Aero Precision’s commitment to improving Tacoma is undeniable. Their relationship with law enforcement starts with the Tacoma Police Department, Pierce County Sheriff Department, and Washington State Patrol. It extends to departments at Bonney Lake, Federal Way, Centralia, Chelahis, Edmonds, Algona, Black Diamond, and Cowlitz Tribal Police. They enjoy strong ties with sheriffs in Spokane and Grant Counties.
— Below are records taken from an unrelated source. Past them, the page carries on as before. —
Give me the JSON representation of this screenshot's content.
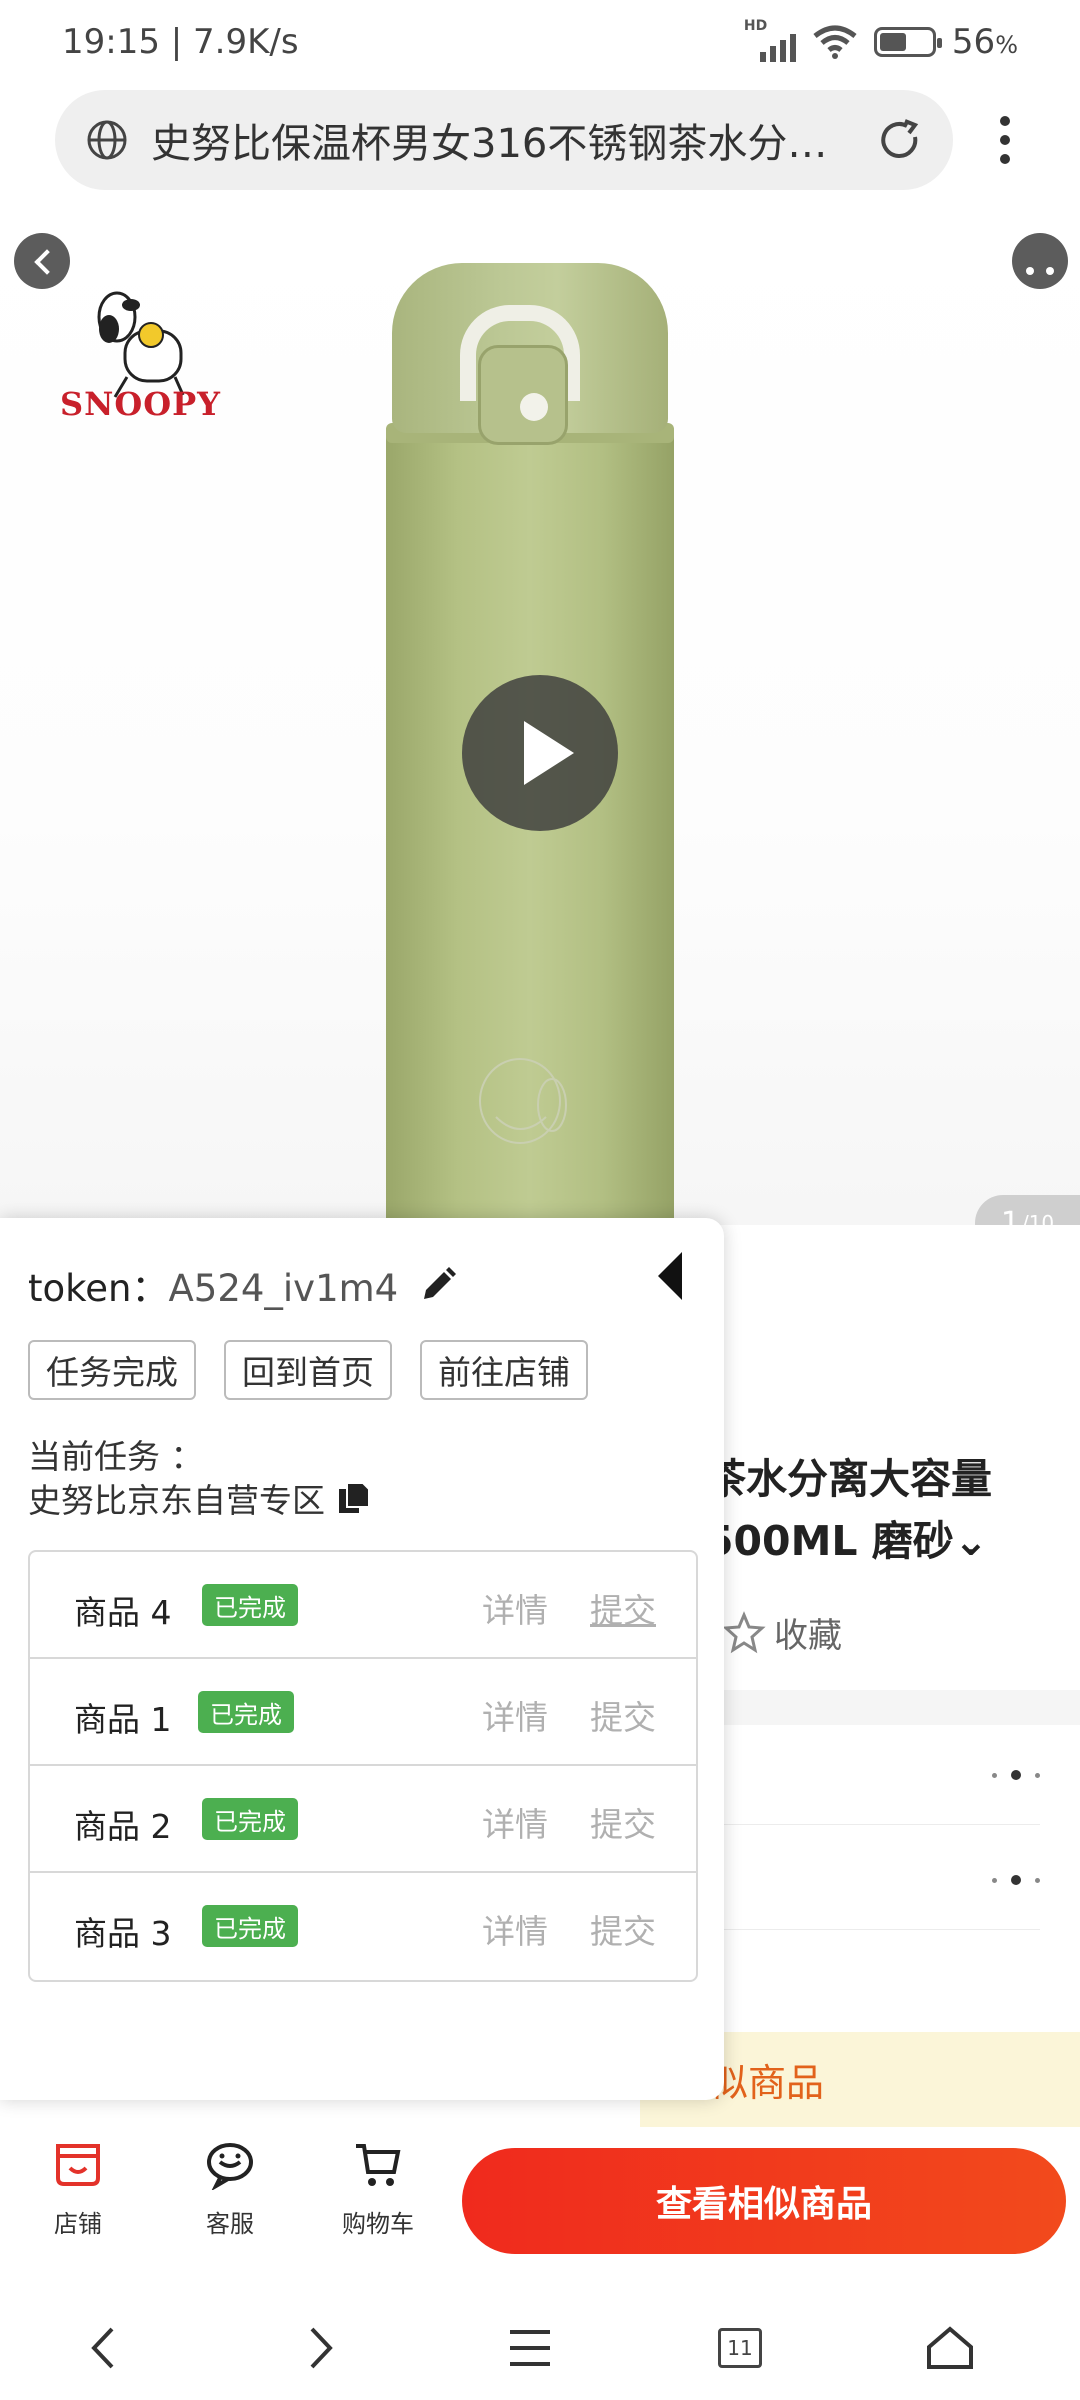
{
  "status": {
    "time_speed": "19:15 | 7.9K/s",
    "network_label": "HD",
    "battery_percent": "56",
    "battery_unit": "%"
  },
  "address_bar": {
    "url_text": "史努比保温杯男女316不锈钢茶水分离..."
  },
  "hero": {
    "brand_name": "SNOOPY",
    "pager_current": "1",
    "pager_total": "/10"
  },
  "product": {
    "title_line1": "茶水分离大容量",
    "title_line2": "500ML 磨砂⌄",
    "favorite_label": "收藏",
    "similar_banner": "似商品"
  },
  "panel": {
    "token_label": "token：",
    "token_value": "A524_iv1m4",
    "buttons": [
      "任务完成",
      "回到首页",
      "前往店铺"
    ],
    "current_task_label": "当前任务 ：",
    "current_task_name": "史努比京东自营专区",
    "rows": [
      {
        "name": "商品 4",
        "status": "已完成",
        "detail": "详情",
        "submit": "提交"
      },
      {
        "name": "商品 1",
        "status": "已完成",
        "detail": "详情",
        "submit": "提交"
      },
      {
        "name": "商品 2",
        "status": "已完成",
        "detail": "详情",
        "submit": "提交"
      },
      {
        "name": "商品 3",
        "status": "已完成",
        "detail": "详情",
        "submit": "提交"
      }
    ]
  },
  "actionbar": {
    "store_label": "店铺",
    "service_label": "客服",
    "cart_label": "购物车",
    "cta_label": "查看相似商品"
  },
  "sysnav": {
    "tabs_count": "11"
  },
  "colors": {
    "accent_red": "#f02a1d",
    "badge_green": "#4caf50",
    "bottle_green": "#b4c184",
    "brand_red": "#c8202b"
  }
}
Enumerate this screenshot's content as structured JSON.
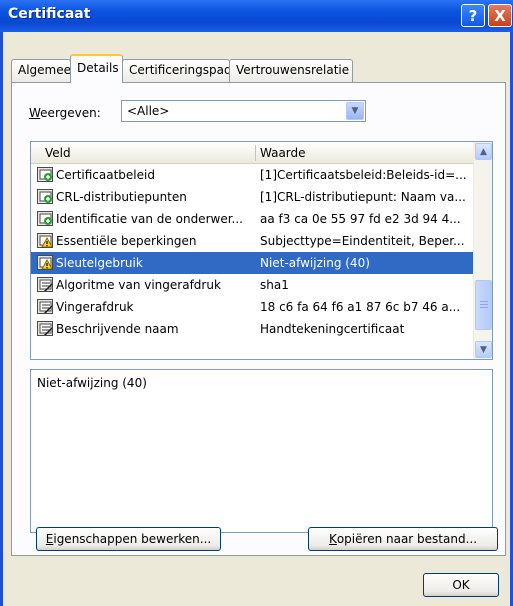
{
  "window": {
    "title": "Certificaat",
    "help_glyph": "?",
    "close_glyph": "X"
  },
  "tabs": [
    {
      "label": "Algemeen",
      "active": false
    },
    {
      "label": "Details",
      "active": true
    },
    {
      "label": "Certificeringspad",
      "active": false
    },
    {
      "label": "Vertrouwensrelatie",
      "active": false
    }
  ],
  "show": {
    "label_ul": "W",
    "label_rest": "eergeven:",
    "selected": "<Alle>"
  },
  "list": {
    "columns": [
      "Veld",
      "Waarde"
    ],
    "rows": [
      {
        "field": "Certificaatbeleid",
        "value": "[1]Certificaatsbeleid:Beleids-id=...",
        "icon": "extension-icon",
        "selected": false
      },
      {
        "field": "CRL-distributiepunten",
        "value": "[1]CRL-distributiepunt: Naam va...",
        "icon": "extension-icon",
        "selected": false
      },
      {
        "field": "Identificatie van de onderwer...",
        "value": "aa f3 ca 0e 55 97 fd e2 3d 94 4...",
        "icon": "extension-icon",
        "selected": false
      },
      {
        "field": "Essentiële beperkingen",
        "value": "Subjecttype=Eindentiteit, Beper...",
        "icon": "critical-extension-icon",
        "selected": false
      },
      {
        "field": "Sleutelgebruik",
        "value": "Niet-afwijzing (40)",
        "icon": "critical-extension-icon",
        "selected": true
      },
      {
        "field": "Algoritme van vingerafdruk",
        "value": "sha1",
        "icon": "property-icon",
        "selected": false
      },
      {
        "field": "Vingerafdruk",
        "value": "18 c6 fa 64 f6 a1 87 6c b7 46 a...",
        "icon": "property-icon",
        "selected": false
      },
      {
        "field": "Beschrijvende naam",
        "value": "Handtekeningcertificaat",
        "icon": "property-icon",
        "selected": false
      }
    ]
  },
  "detail": {
    "text": "Niet-afwijzing (40)"
  },
  "buttons": {
    "edit_ul": "E",
    "edit_rest": "igenschappen bewerken...",
    "copy_ul": "K",
    "copy_rest": "opiëren naar bestand...",
    "ok": "OK"
  }
}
Aero Precision’s commitment to a real answer is its partnership with the National Shooting Sports Foundation and its Real SolutionsSM campaign. These programs are paid for by members of the firearms industry to make all our communities safer, including matching rewards to bring gun thieves to justice, helping to stop illegal gun purchases, improving the background check system, reducing suicides, and distributing more than 38 million safety kits with a free gun lock across the country including right here in Tacoma.
Mello is willing to ignore real solutions and trade economic benefits for failed policy. A viable solution like NSSF’s won’t cost Tacoma jobs or taxes and takes real steps towards making Tacoma a safer community.
Lawrence Keane is the Senior Vice President of Government Relations and Public Affairs and General Counsel for the National Shooting Sports Foundation, the firearms industry trade association.